Non ci sarà innovazione sociale senza una finanza diversa, altrimenti si rischia solo di prestare entusiasmo e passione ai peggiori appetiti dei finanzieri globali. L'ultima puntata della nostra inchiesta

Nel giugno 2013 il Primo Ministro inglese David Cameron ha annunciato la nascita della Social Impact Investment Task Force all’interno del G8, il cui obiettivo sarebbe catalizzare lo sviluppo del mercato degli investimenti ad impatto sociale (1). La Task Force è guidata da Sir Ronald Cohen, Presidente di Big Society Capital (Bsc).

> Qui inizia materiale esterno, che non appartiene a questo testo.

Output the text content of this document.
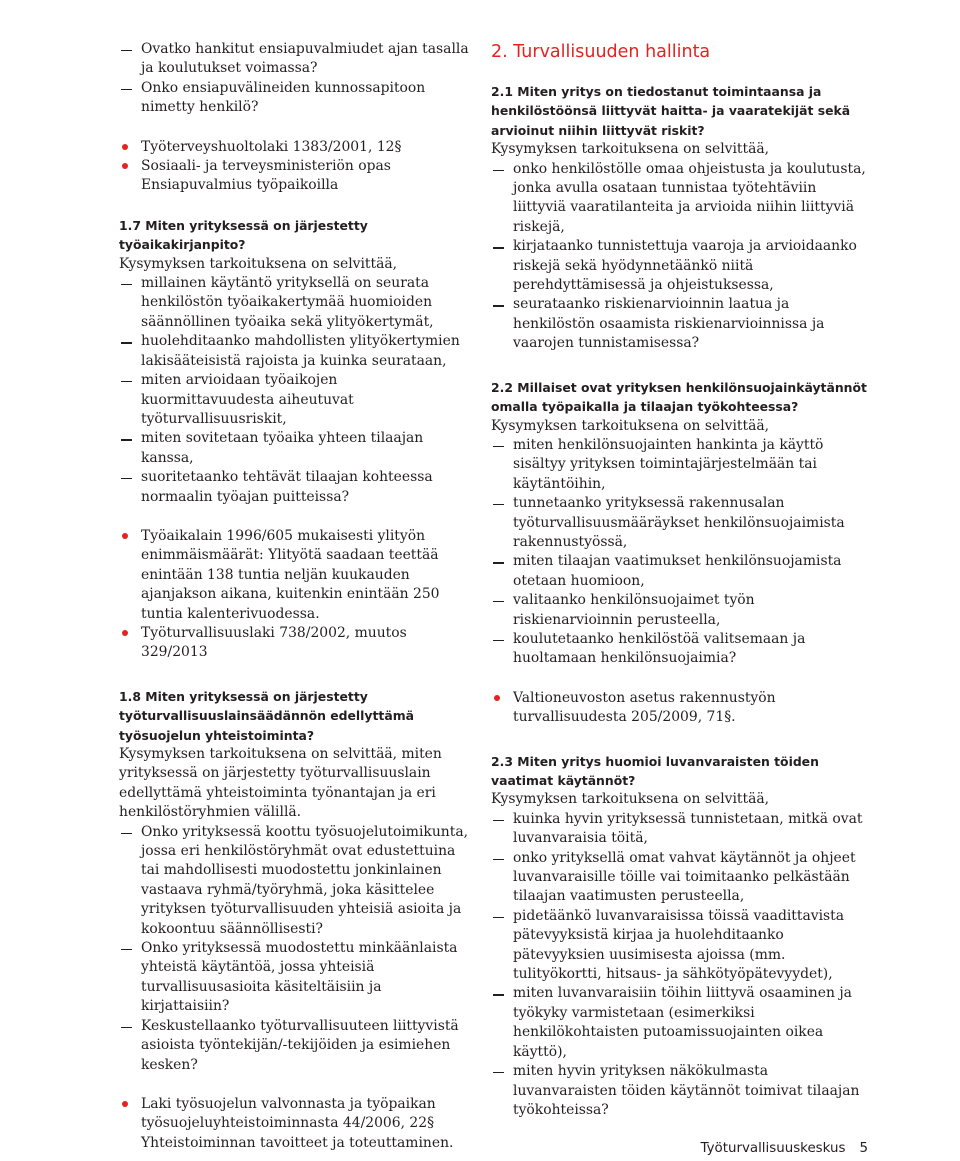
Ovatko hankitut ensiapuvalmiudet ajan tasalla ja koulutukset voimassa?
Onko ensiapuvälineiden kunnossapitoon nimetty henkilö?
Työterveyshuoltolaki 1383/2001, 12§
Sosiaali- ja terveysministeriön opas Ensiapuvalmius työpaikoilla

1.7 Miten yrityksessä on järjestetty työaikakirjanpito?

Kysymyksen tarkoituksena on selvittää,

millainen käytäntö yrityksellä on seurata henkilöstön työaikakertymää huomioiden säännöllinen työaika sekä ylityökertymät,
huolehditaanko mahdollisten ylityökertymien lakisääteisistä rajoista ja kuinka seurataan,
miten arvioidaan työaikojen kuormittavuudesta aiheutuvat työturvallisuusriskit,
miten sovitetaan työaika yhteen tilaajan kanssa,
suoritetaanko tehtävät tilaajan kohteessa normaalin työajan puitteissa?
Työaikalain 1996/605 mukaisesti ylityön enimmäismäärät: Ylityötä saadaan teettää enintään 138 tuntia neljän kuukauden ajanjakson aikana, kuitenkin enintään 250 tuntia kalenterivuodessa.
Työturvallisuuslaki 738/2002, muutos 329/2013

1.8 Miten yrityksessä on järjestetty työturvallisuuslainsäädännön edellyttämä työsuojelun yhteistoiminta?

Kysymyksen tarkoituksena on selvittää, miten yrityksessä on järjestetty työturvallisuuslain edellyttämä yhteistoiminta työnantajan ja eri henkilöstöryhmien välillä.

Onko yrityksessä koottu työsuojelutoimikunta, jossa eri henkilöstöryhmät ovat edustettuina tai mahdollisesti muodostettu jonkinlainen vastaava ryhmä/työryhmä, joka käsittelee yrityksen työturvallisuuden yhteisiä asioita ja kokoontuu säännöllisesti?
Onko yrityksessä muodostettu minkäänlaista yhteistä käytäntöä, jossa yhteisiä turvallisuusasioita käsiteltäisiin ja kirjattaisiin?
Keskustellaanko työturvallisuuteen liittyvistä asioista työntekijän/-tekijöiden ja esimiehen kesken?
Laki työsuojelun valvonnasta ja työpaikan työsuojeluyhteistoiminnasta 44/2006, 22§ Yhteistoiminnan tavoitteet ja toteuttaminen.

2. Turvallisuuden hallinta

2.1 Miten yritys on tiedostanut toimintaansa ja henkilöstöönsä liittyvät haitta- ja vaaratekijät sekä arvioinut niihin liittyvät riskit?

Kysymyksen tarkoituksena on selvittää,

onko henkilöstölle omaa ohjeistusta ja koulutusta, jonka avulla osataan tunnistaa työtehtäviin liittyviä vaaratilanteita ja arvioida niihin liittyviä riskejä,
kirjataanko tunnistettuja vaaroja ja arvioidaanko riskejä sekä hyödynnetäänkö niitä perehdyttämisessä ja ohjeistuksessa,
seurataanko riskienarvioinnin laatua ja henkilöstön osaamista riskienarvioinnissa ja vaarojen tunnistamisessa?

2.2 Millaiset ovat yrityksen henkilönsuojainkäytännöt omalla työpaikalla ja tilaajan työkohteessa?

Kysymyksen tarkoituksena on selvittää,

miten henkilönsuojainten hankinta ja käyttö sisältyy yrityksen toimintajärjestelmään tai käytäntöihin,
tunnetaanko yrityksessä rakennusalan työturvallisuusmääräykset henkilönsuojaimista rakennustyössä,
miten tilaajan vaatimukset henkilönsuojamista otetaan huomioon,
valitaanko henkilönsuojaimet työn riskienarvioinnin perusteella,
koulutetaanko henkilöstöä valitsemaan ja huoltamaan henkilönsuojaimia?
Valtioneuvoston asetus rakennustyön turvallisuudesta 205/2009, 71§.

2.3 Miten yritys huomioi luvanvaraisten töiden vaatimat käytännöt?

Kysymyksen tarkoituksena on selvittää,

kuinka hyvin yrityksessä tunnistetaan, mitkä ovat luvanvaraisia töitä,
onko yrityksellä omat vahvat käytännöt ja ohjeet luvanvaraisille töille vai toimitaanko pelkästään tilaajan vaatimusten perusteella,
pidetäänkö luvanvaraisissa töissä vaadittavista pätevyyksistä kirjaa ja huolehditaanko pätevyyksien uusimisesta ajoissa (mm. tulityökortti, hitsaus- ja sähkötyöpätevyydet),
miten luvanvaraisiin töihin liittyvä osaaminen ja työkyky varmistetaan (esimerkiksi henkilökohtaisten putoamissuojainten oikea käyttö),
miten hyvin yrityksen näkökulmasta luvanvaraisten töiden käytännöt toimivat tilaajan työkohteissa?
Työturvallisuuskeskus 5
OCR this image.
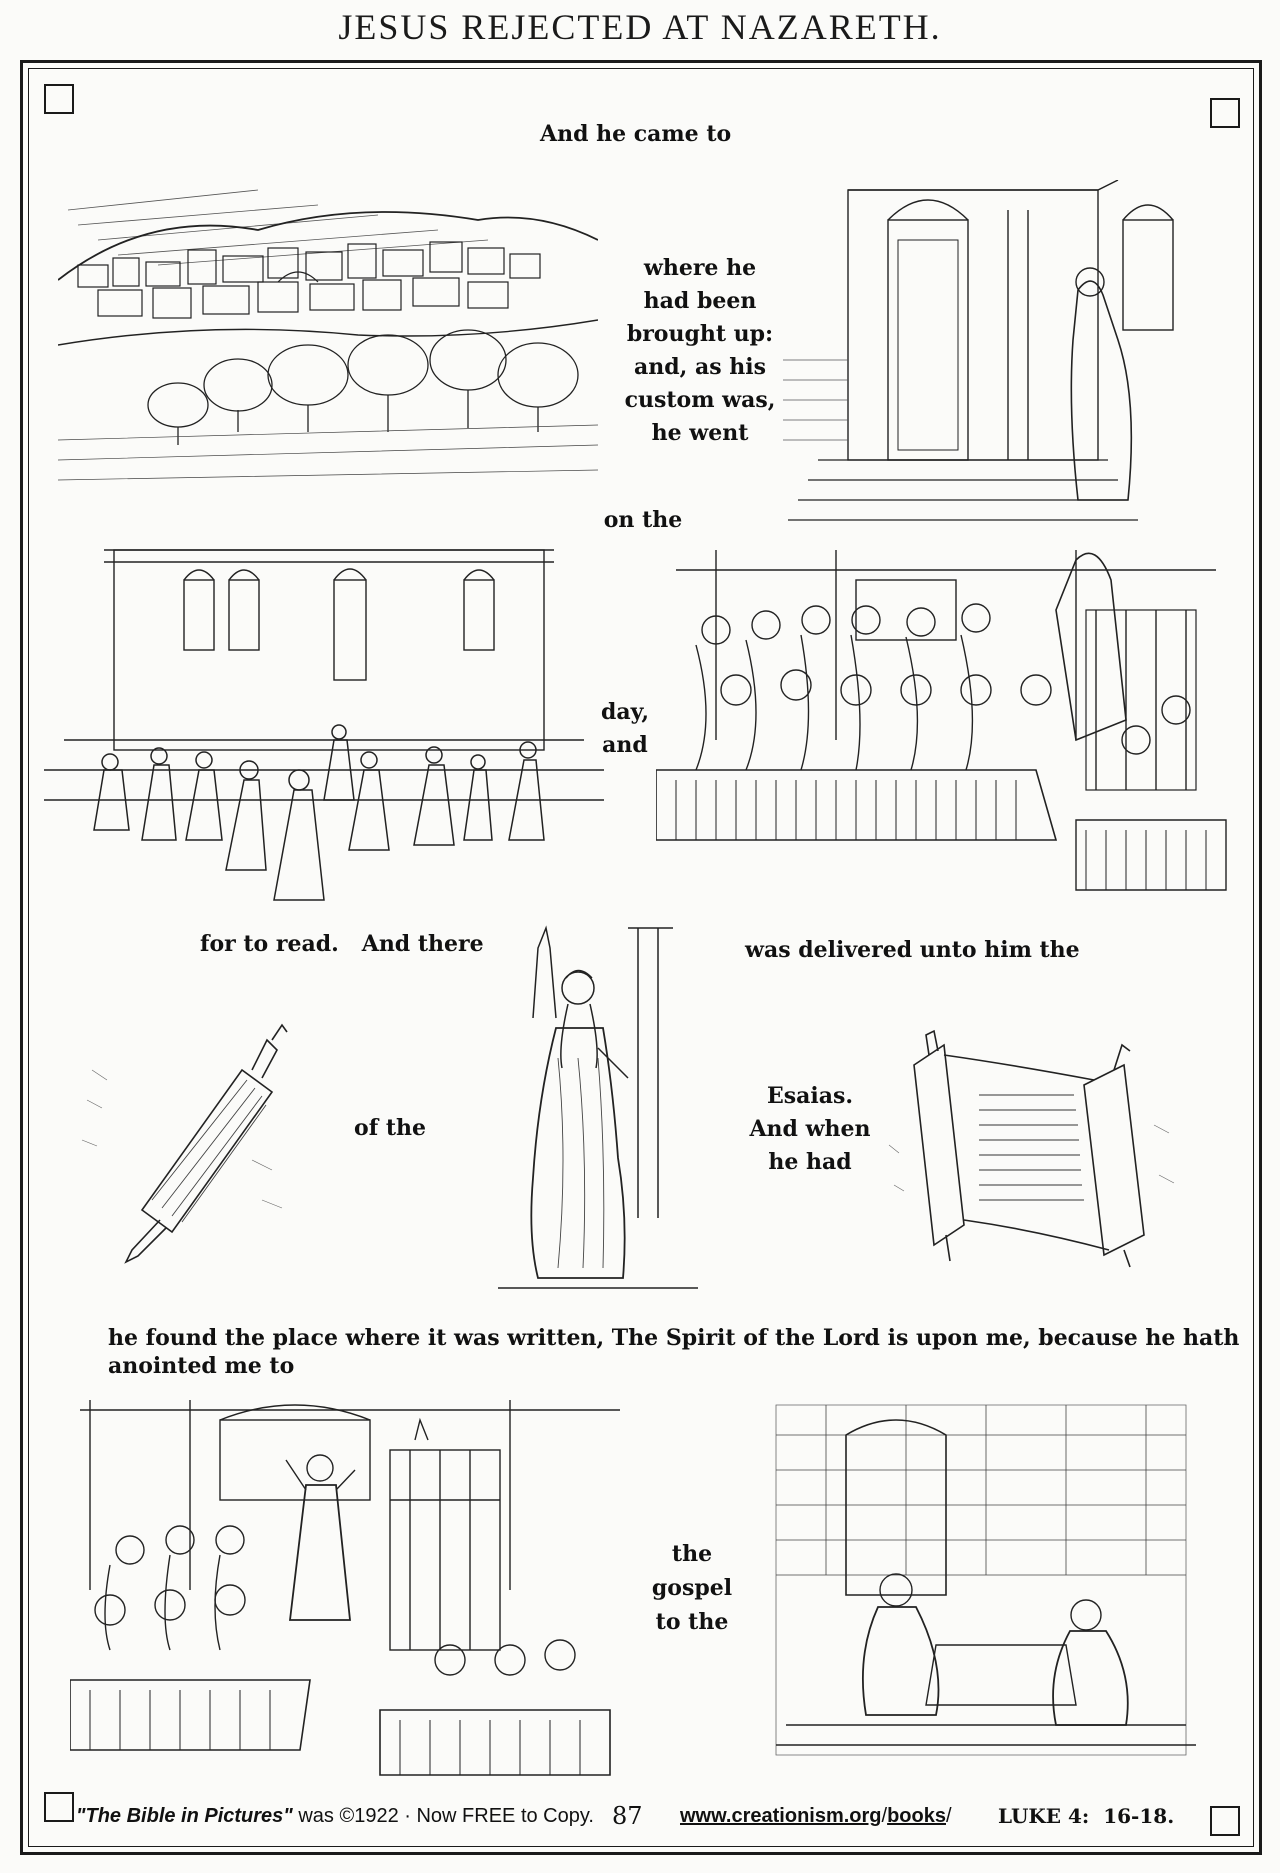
JESUS REJECTED AT NAZARETH.
And he came to
where he
had been
brought up:
and, as his
custom was,
he went
on the
day,
and
for to read.   And there	was delivered unto him the
of the
Esaias.
And when
he had
he found the place where it was written, The Spirit of the Lord is upon me, because he hath
anointed me to
the
gospel
to the
"The Bible in Pictures" was ©1922 · Now FREE to Copy. 87 www.creationism.org/books/ LUKE 4:  16-18.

Quest’ultima è la banca creata da Cameron come polmone finanziario delle sue iniziative sulla Big Society, ossia di quello che è stato il principale messaggio conservatore della campagna elettorale poi vinta dal premier inglese nel 2010. La Big Society è un’idea un po’ evanescente a cavallo tra ciò che in Italia chiamiamo sussidiarietà, in termini tanto istituzionali (prima i privati, poi lo Stato), che territoriali (prima il locale, poi il centrale), e ciò che nel mondo anglosassone è – dai tempi di Lord Beveridge – l’azione volontaria. In estrema sintesi, dunque, la Big Society poggia sui seguenti pilastri: dare più potere alle comunità (localismo e devoluzione), incoraggiare le persone ad assumere un ruolo attivo nelle loro comunità (volontariato), trasferire poteri dal governo centrale a quelli locali, sostenere l’economia nonprofit (cooperative, mutue, imprese sociali, filantropia), mantenere un approccio aperto e trasparente all’azione pubblica (open data).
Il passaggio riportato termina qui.